めごんぼとは?東北や西日本に伝わる郷土の味と歴史
「めごんぼ」という名称で呼ばれる郷土の味覚をご存知でしょうか。
地域によって表記や内容が異なる場合があり、主に東北地方や西日本で伝承されてきた料理・加工食品の一種とされています。
本稿では、めごんぼに関連するとされるいくつかの説を整理し、日本各地に根づく郷土の食文化の一端をご紹介します。公式な一次資料が限られるものについては「〜とされています」等の表現を用います。
めごんぼと梅ごぼう|西日本に伝わる味
「めごんぼ」または「めごぼ」と呼ばれるものの一つに、梅ごぼうとの関連が指摘されることがあります。
梅ごぼうは、ごぼうを梅干しや昆布とともに醤油・酒で煮た、甘みを抑えた保存食・常備菜です。
広島県福山市をはじめ、西日本一帯で親しまれてきた家庭の味として知られています。
広島県福山市では、梅ごぼうが地域の食文化の一つとして伝わってきたとされ、ごぼうの滋味と梅の酸味が際立つ味わいが特徴とされています。
材料はごぼう、梅干し、昆布が基本で、添加物を控えた素朴な作り方が受け継がれているともいわれています。
めごんぼが梅ごぼうの地域的な呼び方・表記の揺れである可能性は、複数の文献や口承で示唆されることがありますが、確定的な裏付けは限られています。
めごんぼと山菜|東北の春の味覚
一方、東北地方では「めごんぼ」が山菜や漬物を指す呼称として用いられることがあるとされています。
タラの芽(タラノキの新芽)や、フキノトウ、コゴミなどの山菜が、地域によって「めごんぼ」や類似の名称で呼ばれる場合があるという指摘もあります。
秋田県や山形県を中心に、春の山菜料理として、天ぷらやゴマ酢味噌和え、漬物などで親しまれてきたとされる食文化があります。
東北では、白神山地周辺などで採取される天然のタラの芽が知られており、山菜の王様とも呼ばれるその風味は、春の訪れを告げる味覚として大切にされてきました。

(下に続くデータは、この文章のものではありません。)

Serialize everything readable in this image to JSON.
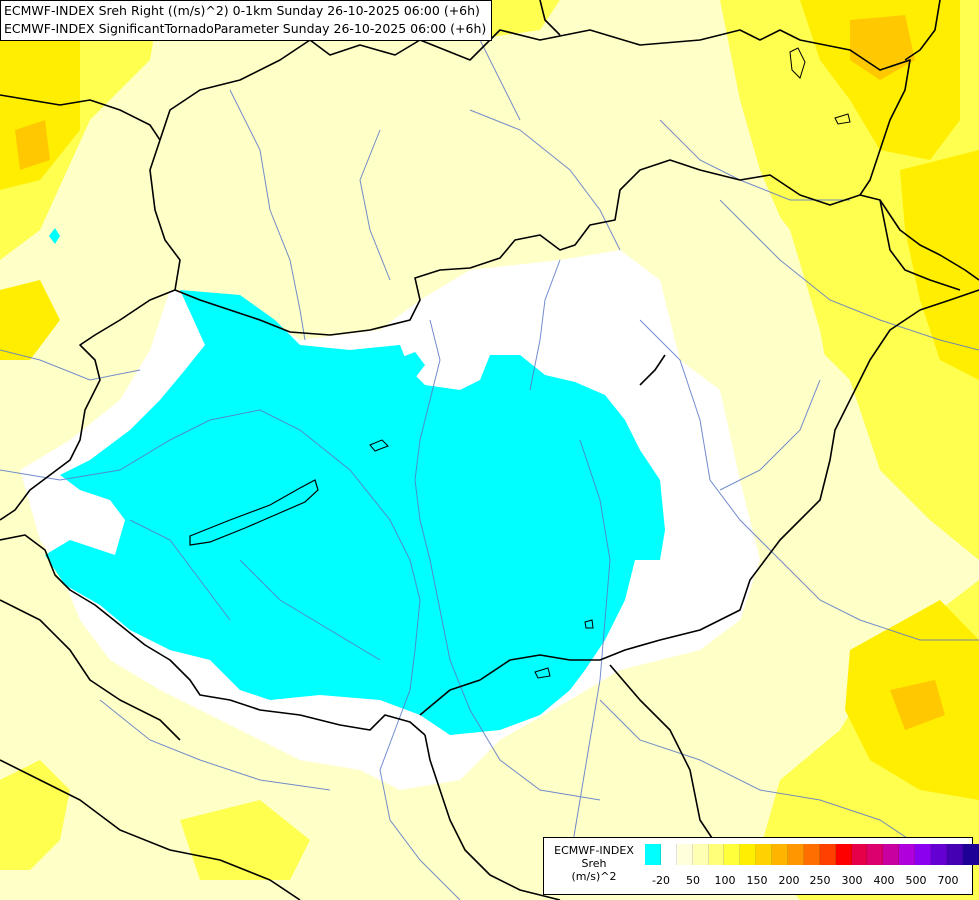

「めごんぼ」がこうした山菜の一種、あるいは加工品を指す地方名である可能性も、文献や地域の言い伝えにおいて触れられることがあります。
郷土料理に込められた知恵と歴史
めごんぼに限らず、日本各地の郷土料理には、保存技術や季節の恵みを活かす知恵が込められてきました。
梅ごぼうに代表される西日本の味は、梅の酸味による防腐効果と、ごぼうの食物繊維の良さを組み合わせた保存食の智慧とされています。
東北の山菜文化は、雪深い地域で春を待ち、山の恵みを食卓に届けてきた歴史を持つとされています。
いずれの説にしても、めごんぼという言葉が各地でどのように使われてきたかは、地域や世代によって異なる可能性があり、統一された定義は見当たりません。
まとめ
めごんぼは、西日本では梅ごぼう系の煮物・常備菜を、東北では山菜やその加工品を指すことがあるとされる、地域に根ざした呼び方の一つと考えられます。
明確な起源や全国共通の定義は、現時点では公式資料による確認が難しいとされています。
興味を持たれた方は、福山や秋田・山形など、関連が指摘される地域の郷土料理店や資料館を訪れ、現地の言い伝えに触れてみることをおすすめします。
日本各地に息づく「めごんぼ」という名の味を、ぜひ探してみてください。